To summarize what HYRY said and to ensure Cython can generate fast indexing code, try something like the following:

cimport cython
import numpy as np
cimport numpy as np


ctypedef np.float_t ftype_t
cdef extern from "ccxtc.h" namespace "ccxtc":
    cdef cppclass xtc:
        xtc(char []) except +
        int next()
        int natoms
        float (*x)[3]
        float time


cdef class pyxtc:
    cdef xtc *thisptr

    def __cinit__(self, char fname[]):
        self.thisptr = new xtc(fname)

    def __dealloc__(self):
        del self.thisptr

    property natoms:
        def __get__(self):
            return self.thisptr.natoms

    @cython.boundscheck(False)
    @cython.wraparound(False)
    cdef _ndarray_from_x(self):
        cdef np.ndarray[np.float_t, ndim=2] res = np.zeros([self.thisptr.natoms,3], dtype=np.float)
        cdef int i
        for i in range(self.thisptr.natoms):
            res[i,0] = self.thisptr.x[i][0]
            res[i,1] = self.thisptr.x[i][1]
            res[i,2] = self.thisptr.x[i][2]
        return res

    property x:
        def __get__(self):
            return self._ndarray_from_x()

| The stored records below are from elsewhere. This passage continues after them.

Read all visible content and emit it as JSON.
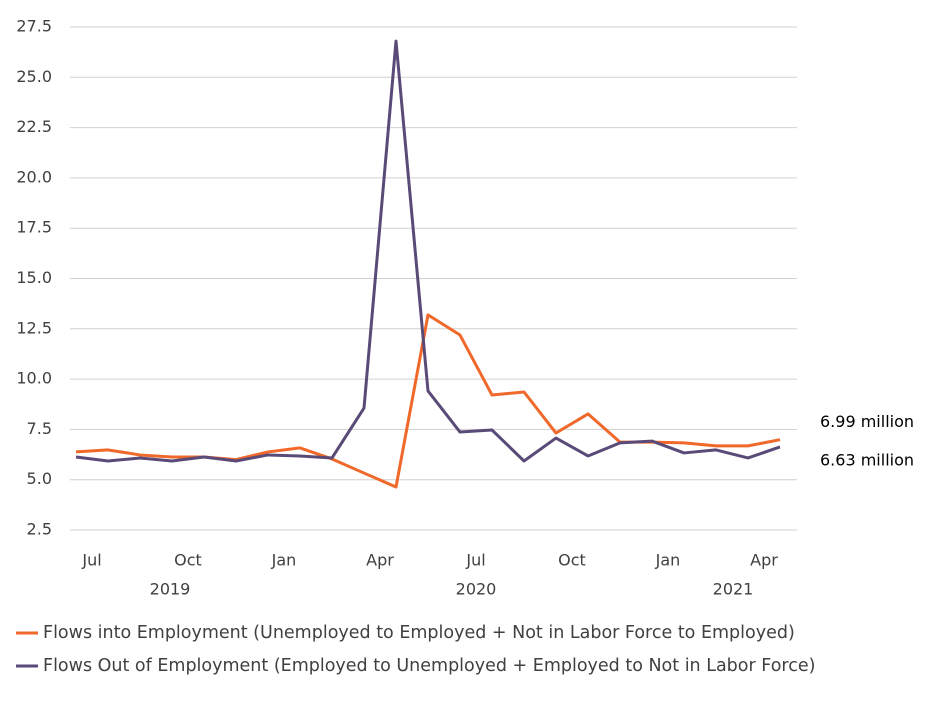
{
  "chart_data": {
    "type": "line",
    "categories": [
      null,
      "Jul",
      null,
      null,
      "Oct",
      null,
      null,
      "Jan",
      null,
      null,
      "Apr",
      null,
      null,
      "Jul",
      null,
      null,
      "Oct",
      null,
      null,
      "Jan",
      null,
      null,
      "Apr"
    ],
    "year_labels": [
      "2019",
      "2020",
      "2021"
    ],
    "series": [
      {
        "name": "Flows into Employment (Unemployed to Employed + Not in Labor Force to Employed)",
        "color": "#f0682a",
        "values": [
          6.38,
          6.48,
          6.23,
          6.13,
          6.13,
          6.0,
          6.38,
          6.58,
          6.03,
          5.33,
          4.64,
          13.19,
          12.19,
          9.21,
          9.36,
          7.32,
          8.27,
          6.87,
          6.87,
          6.83,
          6.68,
          6.68,
          6.99
        ]
      },
      {
        "name": "Flows Out of Employment (Employed to Unemployed + Employed to Not in Labor Force)",
        "color": "#5a4a78",
        "values": [
          6.13,
          5.93,
          6.08,
          5.93,
          6.13,
          5.93,
          6.23,
          6.18,
          6.08,
          8.56,
          26.8,
          9.41,
          7.37,
          7.47,
          5.93,
          7.07,
          6.18,
          6.83,
          6.92,
          6.33,
          6.48,
          6.08,
          6.63
        ]
      }
    ],
    "annotations": [
      "6.99 million",
      "6.63 million"
    ],
    "ylim": [
      2.5,
      27.5
    ],
    "yticks": [
      2.5,
      {
        "value": 5,
        "label": "5.0"
      },
      7.5,
      {
        "value": 10,
        "label": "10.0"
      },
      12.5,
      {
        "value": 15,
        "label": "15.0"
      },
      17.5,
      {
        "value": 20,
        "label": "20.0"
      },
      22.5,
      {
        "value": 25,
        "label": "25.0"
      },
      27.5
    ],
    "grid": true,
    "legend": "bottom-left"
  }
}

    @cython.boundscheck(False)
    def next(self):
        return self.thisptr.next()

All I did was put the fast stuff inside a cdef method, put the right optimizing decorators on it, and called that inside the property's __get__(). You should also make sure to refer to self.thisptr.natoms inside the range() call rather than use the natoms property, which has lots of Python overhead associated with it.